High-achieving? The imposter-syndrome-voice in my head challenged that adjective. I promptly shush it and decide to reflect.
In sixteen years I’ve worked in two countries across two continents – the US and England. This sums up to four company-sponsored international moves. In England I worked in the West Midlands, which a teeny tiny version of the Midwest. I don’t exaggerate. The English West Midlands is 0.0004 times the size of the American Midwest. If that makes no sense try this for size – the state of Indiana is 104 times the entire West Midlands. We do it big here.
In the US I’ve worked in three such mid-western states Illinois, Indiana and Ohio. I like to claim that I’m an Indian Midwesterner at heart. While my career was budding, I got married twice… to the same man! Let me explain. We had a Hindu wedding in Mumbai and a Buddhist wedding in Sri Lanka. Because why have one destination wedding when you can have two? Many a work colleagues spent their Christmas in 2009 in India and Sri Lanka celebrating our weddings. To add to that, our first holiday as a married couple was taking a bus load of international friends on a 4 day tour of Sri Lanka.
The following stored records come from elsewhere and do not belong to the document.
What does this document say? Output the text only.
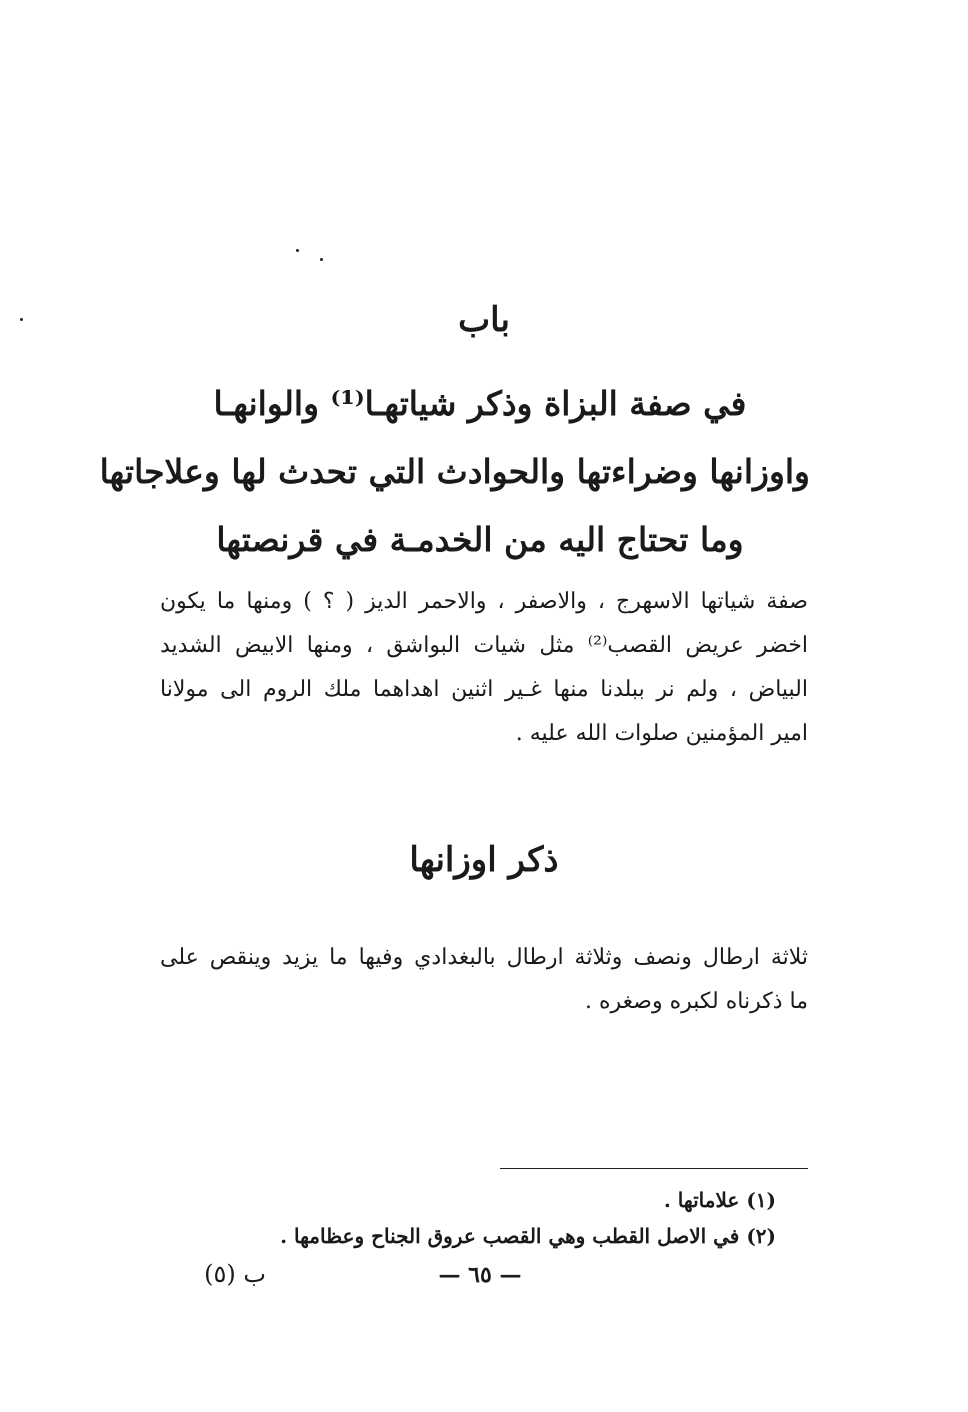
باب
في صفة البزاة وذكر شياتهـا⁽¹⁾ والوانهـا
واوزانها وضراءتها والحوادث التي تحدث لها وعلاجاتها
وما تحتاج اليه من الخدمـة في قرنصتها
صفة شياتها الاسهرج ، والاصفر ، والاحمر الديز ( ؟ ) ومنها ما يكون
اخضر عريض القصب⁽²⁾ مثل شيات البواشق ، ومنها الابيض الشديد
البياض ، ولم نر ببلدنا منها غـير اثنين اهداهما ملك الروم الى مولانا
امير المؤمنين صلوات الله عليه .
ذكر اوزانها
ثلاثة ارطال ونصف وثلاثة ارطال بالبغدادي وفيها ما يزيد وينقص على
ما ذكرناه لكبره وصغره .
(١) علاماتها .
(٢) في الاصل القطب وهي القصب عروق الجناح وعظامها .
— ٦٥ —
ب (٥)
You say honeymoon, we say lets load up a bus and tour the island nation. With marriage came the doubling of our household, as two tiny humans joined the Tamaskar Gallege clan. Financial stability was a big part of the decision behind having one, and then two children. Stability thanks to the dual career lifestyle we were leading. With children, I experienced the nuances, challenges and joy of maternity and paternity leave. When I came back to the workforce full time I made a vow to continue breastfeeding. I pumped breastmilk and ran to daycare at lunch to feed my babies and keep my supply up. All this was made possible by a company that allowed flexibility and valued me.

Then, as some of you know, life threw us a curve ball with my breast cancer diagnosis. But again my career helped. I was able to distract myself with work during chemo infusions. A decision I made, not because my work demanded it but because I demanded that from my work. I said, “Don’t let me go just because I have cancer. Don’t dis-count me, keep me gainfully employed.” And they did. I can’t tell you how much I needed that for my mental health.
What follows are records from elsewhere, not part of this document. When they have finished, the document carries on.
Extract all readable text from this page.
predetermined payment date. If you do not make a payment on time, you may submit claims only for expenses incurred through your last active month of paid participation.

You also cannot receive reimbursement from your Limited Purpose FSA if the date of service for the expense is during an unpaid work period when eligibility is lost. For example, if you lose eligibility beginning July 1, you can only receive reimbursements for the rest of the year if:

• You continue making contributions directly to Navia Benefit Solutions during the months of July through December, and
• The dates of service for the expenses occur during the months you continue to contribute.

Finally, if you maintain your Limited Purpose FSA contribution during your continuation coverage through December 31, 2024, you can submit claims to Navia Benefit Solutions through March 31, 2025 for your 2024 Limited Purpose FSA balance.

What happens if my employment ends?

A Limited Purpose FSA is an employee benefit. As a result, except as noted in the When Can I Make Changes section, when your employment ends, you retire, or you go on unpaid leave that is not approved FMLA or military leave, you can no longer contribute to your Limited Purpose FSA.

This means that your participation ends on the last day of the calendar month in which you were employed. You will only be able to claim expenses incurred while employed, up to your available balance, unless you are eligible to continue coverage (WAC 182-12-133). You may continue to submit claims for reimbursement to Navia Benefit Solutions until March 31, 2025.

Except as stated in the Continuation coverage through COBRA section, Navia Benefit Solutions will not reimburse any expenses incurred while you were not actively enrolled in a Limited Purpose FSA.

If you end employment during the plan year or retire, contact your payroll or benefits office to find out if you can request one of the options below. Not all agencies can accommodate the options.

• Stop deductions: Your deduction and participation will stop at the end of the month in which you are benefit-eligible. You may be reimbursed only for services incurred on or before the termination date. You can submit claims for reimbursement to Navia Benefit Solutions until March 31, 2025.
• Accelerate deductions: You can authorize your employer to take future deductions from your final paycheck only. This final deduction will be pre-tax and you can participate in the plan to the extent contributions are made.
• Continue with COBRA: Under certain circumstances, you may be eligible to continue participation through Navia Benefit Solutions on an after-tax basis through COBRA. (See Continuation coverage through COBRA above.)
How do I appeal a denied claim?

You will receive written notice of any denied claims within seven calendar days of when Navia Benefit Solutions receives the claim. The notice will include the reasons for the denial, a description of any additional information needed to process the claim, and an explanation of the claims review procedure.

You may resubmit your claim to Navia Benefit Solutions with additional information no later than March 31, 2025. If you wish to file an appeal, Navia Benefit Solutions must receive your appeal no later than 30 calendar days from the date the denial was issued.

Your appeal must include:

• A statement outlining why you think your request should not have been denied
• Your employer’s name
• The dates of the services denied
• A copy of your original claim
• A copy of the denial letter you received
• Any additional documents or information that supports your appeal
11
With short-term disability and reduced work hours I authored two books over two years. My books are memoirs not entirely related to work but they are also not unrelated. My work and pride in being an engineer, my colleagues and work-family are in both my books.
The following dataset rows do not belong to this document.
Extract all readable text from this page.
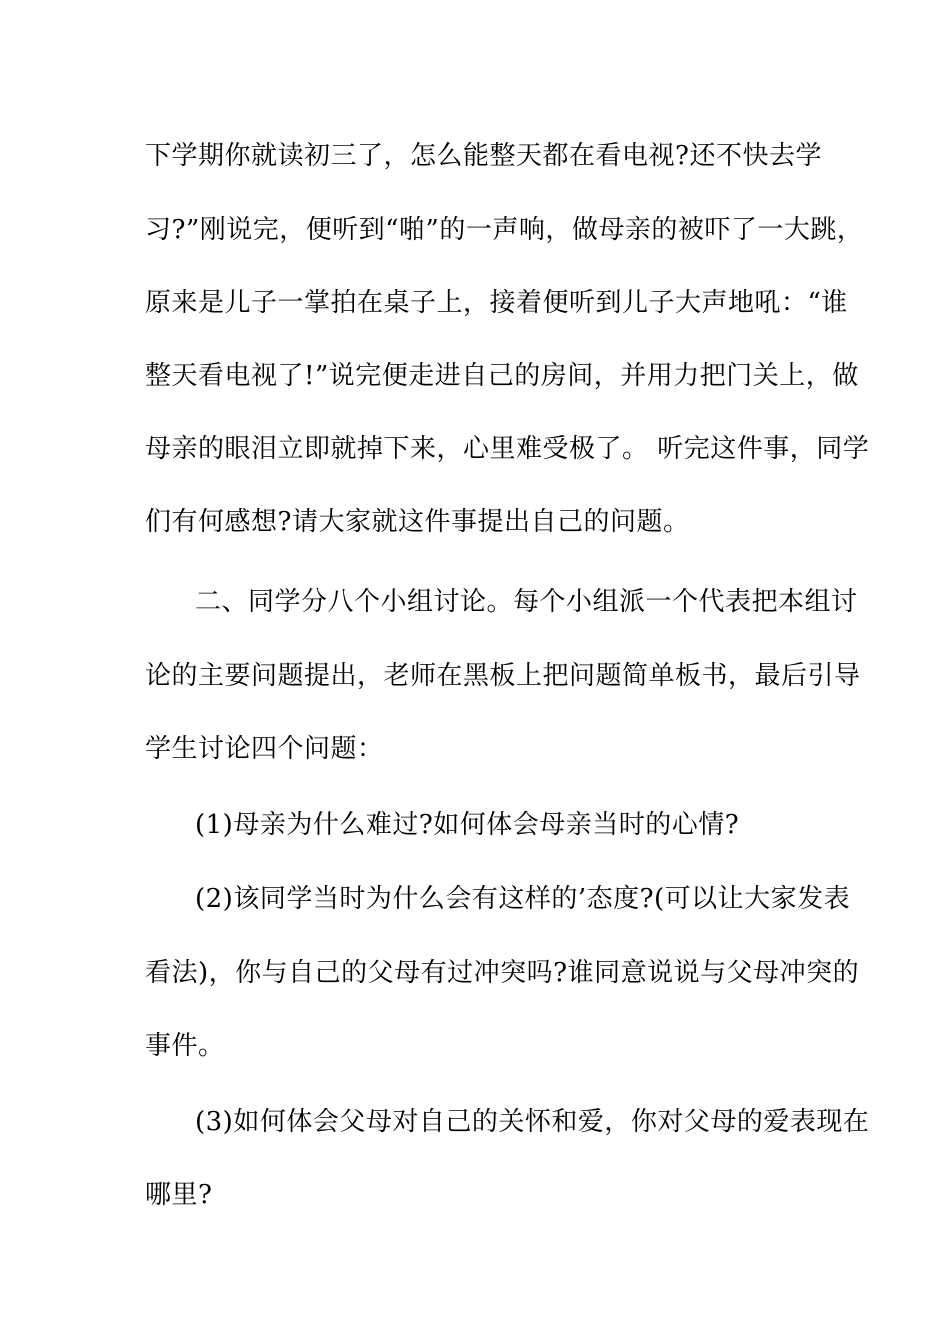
下学期你就读初三了，怎么能整天都在看电视?还不快去学
习?”刚说完，便听到“啪”的一声响，做母亲的被吓了一大跳，
原来是儿子一掌拍在桌子上，接着便听到儿子大声地吼：“谁
整天看电视了!”说完便走进自己的房间，并用力把门关上，做
母亲的眼泪立即就掉下来，心里难受极了。 听完这件事，同学
们有何感想?请大家就这件事提出自己的问题。
二、同学分八个小组讨论。每个小组派一个代表把本组讨
论的主要问题提出，老师在黑板上把问题简单板书，最后引导
学生讨论四个问题：
(1)母亲为什么难过?如何体会母亲当时的心情?
(2)该同学当时为什么会有这样的’态度?(可以让大家发表
看法)，你与自己的父母有过冲突吗?谁同意说说与父母冲突的
事件。
(3)如何体会父母对自己的关怀和爱，你对父母的爱表现在
哪里?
Nuwan and I have this debate. He wants to retire young and I want to keep working. I tell him 16 down, 32 to go! He does the Math… we always do the Math, and asks, “You want to work when you’re 70?” I proclaim, “Yes. I will be a classy elderly woman; part-neurotic, part-genius, 100% authentic. I will dress in my business-casual-best and regale engineers with a colorful account of Back in my day we were grappling with a global pandemic that affected all areas of operation as I encourage the youth to innovate.” Nuwan smiles as shakes his head in resignation.